In response to this, we modified our internal payroll model to layer on current employee payroll expense on top of projected payroll expense. The idea is to generate a current-employee payroll report from your payroll provider. At Trace, we use Zenefits’ Business Intelligence application that allows us to generate a custom payroll report containing only the fields we need (pay, employee type, department, etc.). We then feed this report into our payroll model, which is then used as the foundation of our payroll expense projection. The model then uses our manual, forecasted hire projections to layer on top of our existing payroll expense to calculate a total forecasted payroll expense. 


Benefits From Granular Payroll Forecasting?
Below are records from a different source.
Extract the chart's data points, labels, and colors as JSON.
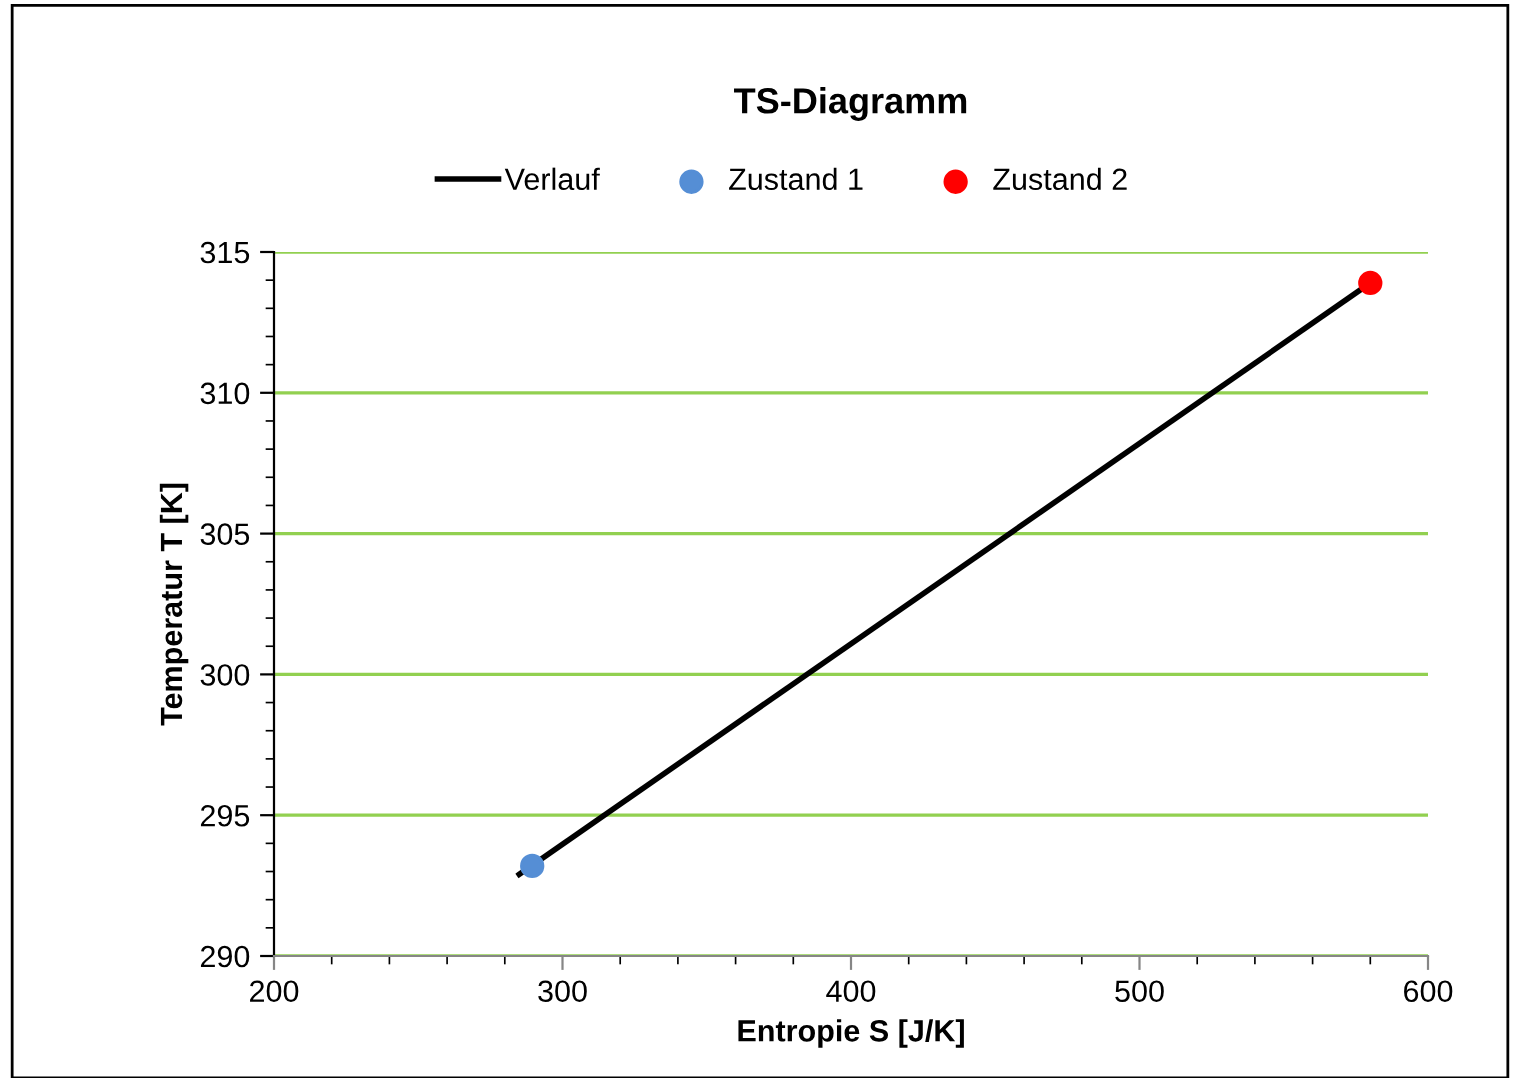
{
  "chart_data": {
    "type": "line",
    "title": "TS-Diagramm",
    "xlabel": "Entropie S [J/K]",
    "ylabel": "Temperatur T [K]",
    "series": [
      {
        "name": "Verlauf",
        "color": "#000000",
        "x": [
          285,
          580
        ],
        "values": [
          292.9,
          313.9
        ],
        "marker": "none"
      },
      {
        "name": "Zustand 1",
        "type": "scatter",
        "color": "#558ed5",
        "x": [
          289.5
        ],
        "values": [
          293.2
        ],
        "marker": "circle"
      },
      {
        "name": "Zustand 2",
        "type": "scatter",
        "color": "#ff0000",
        "x": [
          580
        ],
        "values": [
          313.9
        ],
        "marker": "circle"
      }
    ],
    "xlim": [
      200,
      600
    ],
    "xticks": [
      200,
      300,
      400,
      500,
      600
    ],
    "ylim": [
      290,
      315
    ],
    "yticks": [
      290,
      295,
      300,
      305,
      310,
      315
    ],
    "grid": "y",
    "legend": "top"
  }
}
Aside from the obvious (more accurate spend projections) what are a few overlooked benefits of more accurate payroll spend projections?

  1. Provide C-Suite level executives with a clearer, more accurate picture relating to the runway they have with their current cash and financing projections. Depending on the amount of labor costs to an organization, more accurate payroll projections can lead to a 5-10% improvement in planning accuracy - which can yield millions in accuracy depending on the cash balance your company is working with.
  1. Help budget owners better manage their spend and stay within budget, meeting or exceeding goals set from the top-down. 
  1. Help hiring managers illuminate the true cost of an employee or potential hire.
  1. Free up budget spend for other cost items, such as a software subscription that will improve employee efficiency or additional employee benefits that will aid in the attraction of top talent.


Controlling and Understanding Your Costs

At Trace, we understand from firsthand experience that both understanding and controlling your organization's costs are crucial to its financial health and longevity.  Whether your organization is going through a massive restructuring (See Restructuring or not, keep your house in order), wanting to have more transparency, clarity and control over purchase requests, approvals and managements (See Trace Platform), or wanting to project your payroll spend more accurately, we strive to provide finance teams with the tools and resources they need to be successful and meet their financial goals.